Perché si “boicotta” il merito? Colpa dei sindacati della scuola

da La Tecnica della Scuola

Perché si “boicotta” il merito? Colpa dei sindacati della scuola

A sette mesi dal varo della legge 107, relativa al merito da attribuire annualmente ai docenti, siamo ancora ai nastri di partenza, complice la “resistenza passiva” della parte più sindacalizzata del corpo docente a fare funzionare o anche solo a far nascere i nuovi comitati di valutazione.

Il Sole 24 Ore si avventa, basandosi sulla querelle scoppiata tra l’Usr del veneto e i sindacati, proprio contro coloro che pensano che la legge 107 sottragga ai sindacati qualsiasi intromissione nella gestione e assegnazione dei 200 milioni ai docenti meritevoli, costruendo una procedura tutta interna alle componenti scolastiche (dimensione collegiale, con i comitati, e individuale, del preside).

E infatti, secondo il giornale della Confindustria, questo punto della Legge è stato un punto di mediazione durante i lavori parlamentari per emanare la riforma: si era partiti con l’introduzione di vere e proprie “carriere” per gli insegnanti (si parlava di docente mentor e tutor); poi si è passati all’eliminazione e successivamente alla riduzione del peso degli scatti d’anzianità.

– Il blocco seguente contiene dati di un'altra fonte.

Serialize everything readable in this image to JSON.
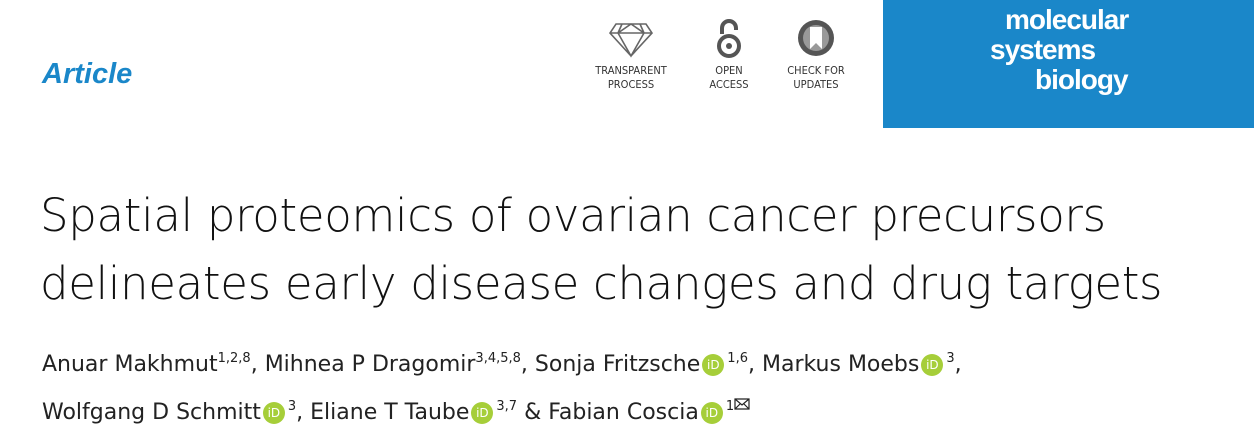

Alla fine dopo scioperi e manifestazioni in piazza (e non qualche frizione all’interno della stessa maggioranza di governo), si è arrivati alla soluzione di mantenere gli scatti e, in più, di introdurre un fondo da 200 milioni l’anno (circa 24mila euro in media a scuola) per valorizzare il merito dei professori.

Il tema è tornato di attualità con una nota dell’Usr Veneto che, rivolgendosi ai membri esterni dei comitati, ha indicato cosa fare in caso di “meline”. Puntando su due concetti molto semplici. Il primo: i comitati di valutazione devono funzionare e se i docenti boicottano decide alla fine il preside utilizzando il potere sostitutivo. Il secondo: i 200 milioni premiali, pur essendo retribuzione accessoria, non devono essere contrattati con i sindacati, vista la chiara procedura tratteggiata dalla legge 107.

La nota è stata subito contestata da tutti i sindacati e il clamore è giunto fino al Miur, che fin qui aveva forse sottovalutato il tema. E che sembra ora voler correre ai ripari; a metà settimana convocherà i sindacati e si potrebbe arrivare al commissariamento delle scuole che non costituiranno i comitati di valutazione.

A chiedere «un intervento» da parte del Miur è la responsabile Scuola del Pd, Francesca Puglisi, mentre per la deputata dem, Simona Malpezzi, «non dobbiamo tornare alla scuola delle circolari che servono solo dove c’è un vuoto normativo ad esempio per fare partire l’alternanza nei licei quadriennali sperimentali. Altrimenti -aggiunge – la fase di liberazione che stiamo portando avanti ci viene bloccata in attesa delle circolari». Fermo restando – insiste – che la legge 107 sul punto «vuole valorizzare la creatività e la progettualità delle scuole e dei docenti e non riservarla alla contrattazione».

Bisogna, insomma, evitare che finisca come accaduto con il recente contratto sulla mobilità dei prof. L’abolizione del vincolo triennale di permanenza nella provincia di titolarità, farà scattare, a settembre, “un controesodo” Nord-Sud. Così da mettere a rischio il debutto dei nuovi ambiti territoriali dai quali i presidi dovranno attingere, a partire dal prossimo anno scolastico, per la loro chiamata diretta. Peccato che anche in quel caso il verbale dell’accordo ha visto comparire una clausola che rinvia i passaggi successivi alla contrattazione con i sindacati. Ecco proprio sulla eccessiva presenza dei sindacati Il Sole 24 ore se la prende: “un film già visto che ora rischia di ripetersi sul merito”.